Google In-Depth

What's this?

Google In-Depth (or InDepth for short) is a little program that does a custom Google search, then scans the resulting pages for certain URLs.

If that sounds vague, maybe an example will make things clearer. Let's say I want to look for BitTorrent files. I can do a Google search for e.g. "manga .torrent", but I have to manually inspect every single URL that Google returns. This is where InDepth comes in. We can pass the query to InDepth (to be executed by Google), and pass a Python function that filters out the URLs we want, e.g. those ending in ".torrent". InDepth now produces a database with URLs found, and a HTML file from this database. You can view the HTML file in your browser and have immediate access to (hopefully) relevant URLs. (The HTML is not very pretty, but it works.)

Requirements

InDepth uses PyGoogle by Mark Pilgrim. The relevant PyGoogle files are included, so you don't have to download it yourself. However, you'll still need a Google license key to be able to use it. See Mark's documentation for more information on how to get the key and where to store it so PyGoogle finds it.

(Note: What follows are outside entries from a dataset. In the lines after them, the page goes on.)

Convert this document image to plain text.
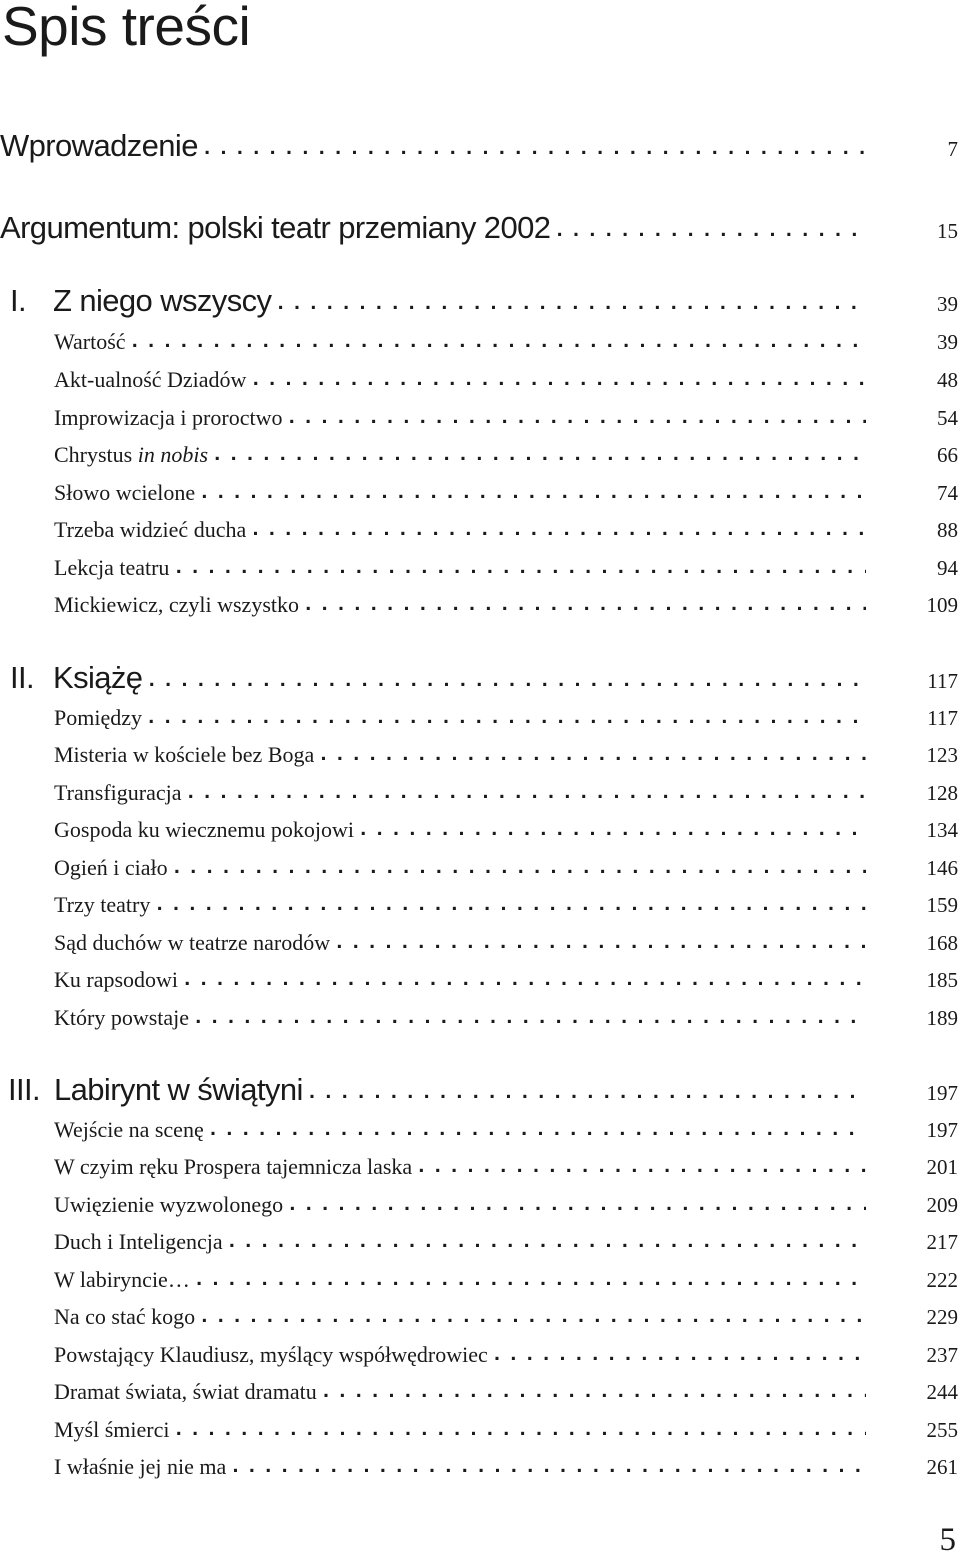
Spis treści
Wprowadzenie . . .	7
Argumentum: polski teatr przemiany 2002 . . .	15
I. Z niego wszyscy . . .	39
Wartość . . .	39
Akt-ualność Dziadów . . .	48
Improwizacja i proroctwo . . .	54
Chrystus in nobis . . .	66
Słowo wcielone . . .	74
Trzeba widzieć ducha . . .	88
Lekcja teatru . . .	94
Mickiewicz, czyli wszystko . . .	109
II. Książę . . .	117
Pomiędzy . . .	117
Misteria w kościele bez Boga . . .	123
Transfiguracja . . .	128
Gospoda ku wiecznemu pokojowi . . .	134
Ogień i ciało . . .	146
Trzy teatry . . .	159
Sąd duchów w teatrze narodów . . .	168
Ku rapsodowi . . .	185
Który powstaje . . .	189
III. Labirynt w świątyni . . .	197
Wejście na scenę . . .	197
W czyim ręku Prospera tajemnicza laska . . .	201
Uwięzienie wyzwolonego . . .	209
Duch i Inteligencja . . .	217
W labiryncie… . . .	222
Na co stać kogo . . .	229
Powstający Klaudiusz, myślący współwędrowiec . . .	237
Dramat świata, świat dramatu . . .	244
Myśl śmierci . . .	255
I właśnie jej nie ma . . .	261

5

InDepth also uses Python 2.3 (for the csv module).

If you want to run the tests, you'll need Testipy.

How to use it

The rules.py file is most important, because this is where you store the "rules" that InDepth knows. For example, to look for zip files in manga sites, we could add this to the rules dictionary:

    'manga_zips': {
        'query': 'manga download',
        'filter': lambda url: url.endswith(".zip")
    }

That's all. query is the query to be executed by Google, filter is a Python function that determines if we want an URL or not. manga_zips is the name of the rule, which will be passed on the command line.

After adding this rule, we can start indepth.py. Two command line options are important here: -s, which sets the *item* (not page) where Google will start its search, and -n, which sets the number of pages (each of 10 items) to be searched. -s defaults to 0 and -n to 1, so without these parameters, the first 10 search results will be scanned. -s and -n are optional, but you'll always need to specify the name of the rule you want to use. For example:

indepth.py -s 10 -n 5 manga_zips

This will search Google, starting at item 10, spanning 5 pages. In other words, 50 search results will be scanned for URLs using the "manga_zips" rule, producing a database of URLs ending in ".zip". The name of the database will be manga_zips.data.

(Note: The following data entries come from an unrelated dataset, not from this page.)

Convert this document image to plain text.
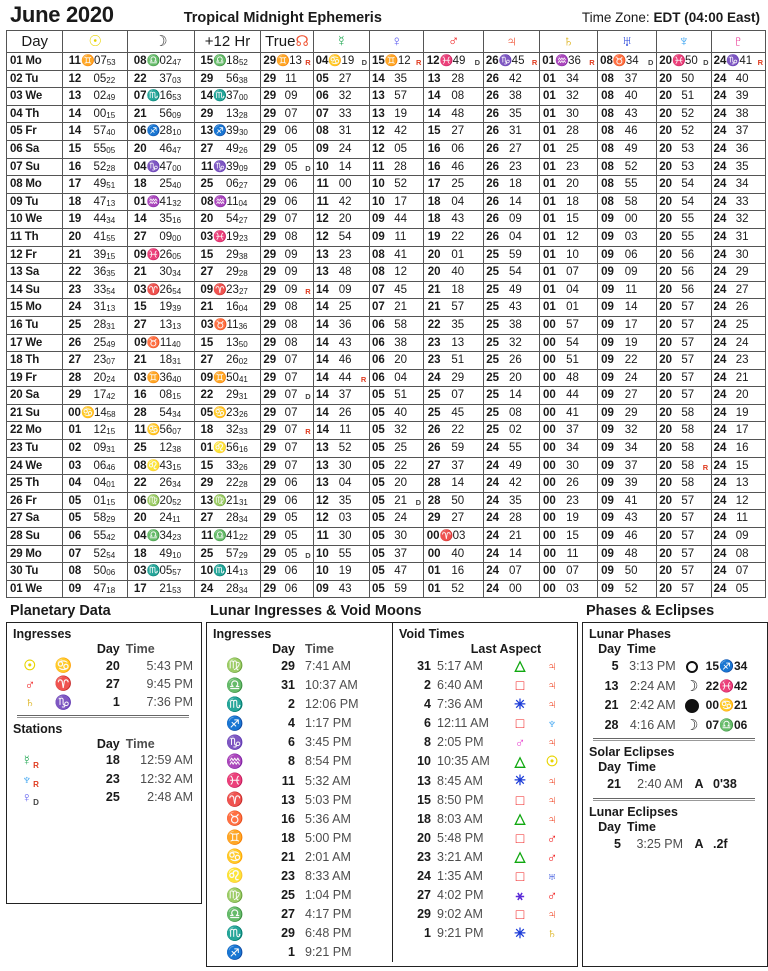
June 2020	Tropical Midnight Ephemeris	Time Zone: EDT (04:00 East)
Day	☉	☽	+12 Hr	True☊	☿	♀	♂	♃	♄	♅	♆	♇

01 Mo	11 ♊ 07 53	08 ♎ 02 47	15 ♎ 18 52	29 ♊ 13 R	04 ♋ 19 D	15 ♊ 12 R	12 ♓ 49 D	26 ♑ 45 R	01 ♒ 36 R	08 ♉ 34 D	20 ♓ 50 D	24 ♑ 41 R

02 Tu	12 05 22	22 37 03	29 56 38	29 11	05 27	14 35	13 28	26 42	01 34	08 37	20 50	24 40

03 We	13 02 49	07 ♏ 16 53	14 ♏ 37 00	29 09	06 32	13 57	14 08	26 38	01 32	08 40	20 51	24 39

04 Th	14 00 15	21 56 09	29 13 28	29 07	07 33	13 19	14 48	26 35	01 30	08 43	20 52	24 38

05 Fr	14 57 40	06 ♐ 28 10	13 ♐ 39 30	29 06	08 31	12 42	15 27	26 31	01 28	08 46	20 52	24 37

06 Sa	15 55 05	20 46 47	27 49 26	29 05	09 24	12 05	16 06	26 27	01 25	08 49	20 53	24 36

07 Su	16 52 28	04 ♑ 47 00	11 ♑ 39 09	29 05 D	10 14	11 28	16 46	26 23	01 23	08 52	20 53	24 35

08 Mo	17 49 51	18 25 40	25 06 27	29 06	11 00	10 52	17 25	26 18	01 20	08 55	20 54	24 34

09 Tu	18 47 13	01 ♒ 41 32	08 ♒ 11 04	29 06	11 42	10 17	18 04	26 14	01 18	08 58	20 54	24 33

10 We	19 44 34	14 35 16	20 54 27	29 07	12 20	09 44	18 43	26 09	01 15	09 00	20 55	24 32

11 Th	20 41 55	27 09 00	03 ♓ 19 23	29 08	12 54	09 11	19 22	26 04	01 12	09 03	20 55	24 31

12 Fr	21 39 15	09 ♓ 26 05	15 29 38	29 09	13 23	08 41	20 01	25 59	01 10	09 06	20 56	24 30

13 Sa	22 36 35	21 30 34	27 29 28	29 09	13 48	08 12	20 40	25 54	01 07	09 09	20 56	24 29

14 Su	23 33 54	03 ♈ 26 54	09 ♈ 23 27	29 09 R	14 09	07 45	21 18	25 49	01 04	09 11	20 56	24 27

15 Mo	24 31 13	15 19 39	21 16 04	29 08	14 25	07 21	21 57	25 43	01 01	09 14	20 57	24 26

16 Tu	25 28 31	27 13 13	03 ♉ 11 36	29 08	14 36	06 58	22 35	25 38	00 57	09 17	20 57	24 25

17 We	26 25 49	09 ♉ 11 40	15 13 50	29 08	14 43	06 38	23 13	25 32	00 54	09 19	20 57	24 24

18 Th	27 23 07	21 18 31	27 26 02	29 07	14 46	06 20	23 51	25 26	00 51	09 22	20 57	24 23

19 Fr	28 20 24	03 ♊ 36 40	09 ♊ 50 41	29 07	14 44 R	06 04	24 29	25 20	00 48	09 24	20 57	24 21

20 Sa	29 17 42	16 08 15	22 29 31	29 07 D	14 37	05 51	25 07	25 14	00 44	09 27	20 57	24 20

21 Su	00 ♋ 14 58	28 54 34	05 ♋ 23 26	29 07	14 26	05 40	25 45	25 08	00 41	09 29	20 58	24 19

22 Mo	01 12 15	11 ♋ 56 07	18 32 33	29 07 R	14 11	05 32	26 22	25 02	00 37	09 32	20 58	24 17

23 Tu	02 09 31	25 12 38	01 ♌ 56 16	29 07	13 52	05 25	26 59	24 55	00 34	09 34	20 58	24 16

24 We	03 06 46	08 ♌ 43 15	15 33 26	29 07	13 30	05 22	27 37	24 49	00 30	09 37	20 58 R	24 15

25 Th	04 04 01	22 26 34	29 22 28	29 06	13 04	05 20	28 14	24 42	00 26	09 39	20 58	24 13

26 Fr	05 01 15	06 ♍ 20 52	13 ♍ 21 31	29 06	12 35	05 21 D	28 50	24 35	00 23	09 41	20 57	24 12

27 Sa	05 58 29	20 24 11	27 28 34	29 05	12 03	05 24	29 27	24 28	00 19	09 43	20 57	24 11

28 Su	06 55 42	04 ♎ 34 23	11 ♎ 41 22	29 05	11 30	05 30	00 ♈ 03	24 21	00 15	09 46	20 57	24 09

29 Mo	07 52 54	18 49 10	25 57 29	29 05 D	10 55	05 37	00 40	24 14	00 11	09 48	20 57	24 08

30 Tu	08 50 06	03 ♏ 05 57	10 ♏ 14 13	29 06	10 19	05 47	01 16	24 07	00 07	09 50	20 57	24 07

01 We	09 47 18	17 21 53	24 28 34	29 06	09 43	05 59	01 52	24 00	00 03	09 52	20 57	24 05
Planetary Data
Ingresses
Day Time
☉	♋	20	5:43 PM
♂	♈	27	9:45 PM
♄	♑	1	7:36 PM
Stations
Day Time
$☿_R$	18	12:59 AM
$♆_R$	23	12:32 AM
$♀_D$	25	2:48 AM
Lunar Ingresses & Void Moons
Ingresses
Day Time
♍	29 7:41 AM
♎	31 10:37 AM
♏	2 12:06 PM
♐	4 1:17 PM
♑	6 3:45 PM
♒	8 8:54 PM
♓	11 5:32 AM
♈	13 5:03 PM
♉	16 5:36 AM
♊	18 5:00 PM
♋	21 2:01 AM
♌	23 8:33 AM
♍	25 1:04 PM
♎	27 4:17 PM
♏	29 6:48 PM
♐	1 9:21 PM
Void Times
Last Aspect
31 5:17 AM	△	♃
2 6:40 AM	□	♃
4 7:36 AM	✳	♃
6 12:11 AM	□	♆
8 2:05 PM	♂	♃
10 10:35 AM	△	☉
13 8:45 AM	✳	♃
15 8:50 PM	□	♃
18 8:03 AM	△	♃
20 5:48 PM	□	♂
23 3:21 AM	△	♂
24 1:35 AM	□	♅
27 4:02 PM	⚹	♂
29 9:02 AM	□	♃
1 9:21 PM	✳	♄
Phases & Eclipses
Lunar Phases
Day Time
5 3:13 PM	15♐34
13 2:24 AM ☽ 22♓42
21 2:42 AM	00♋21
28 4:16 AM ☽ 07♎06
Solar Eclipses
Day Time
21	2:40 AM A 0'38
Lunar Eclipses
Day Time
5	3:25 PM A .2f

When the search is done, a file manga_zips.html is created, which can be viewed in a browser for easy access to the URLs harvested.

Notes

  • The Google API apparently only returns search results of 10 items or less. This means that if you have InDepth do a search of 5 pages, it will do 5 separate searches of 10 items each, using up 5 "slots" from your license key. This will usually not be a problem, unless you are doing really huge searches.

  • If you don't want to do any searches, but just want to create the HTML file from an existing database, use -n 0 on the command line.

  • An existing database will not be overwritten; rather, new URLs will be appended to it. Existing URLs will not be added again, preventing duplicate entries.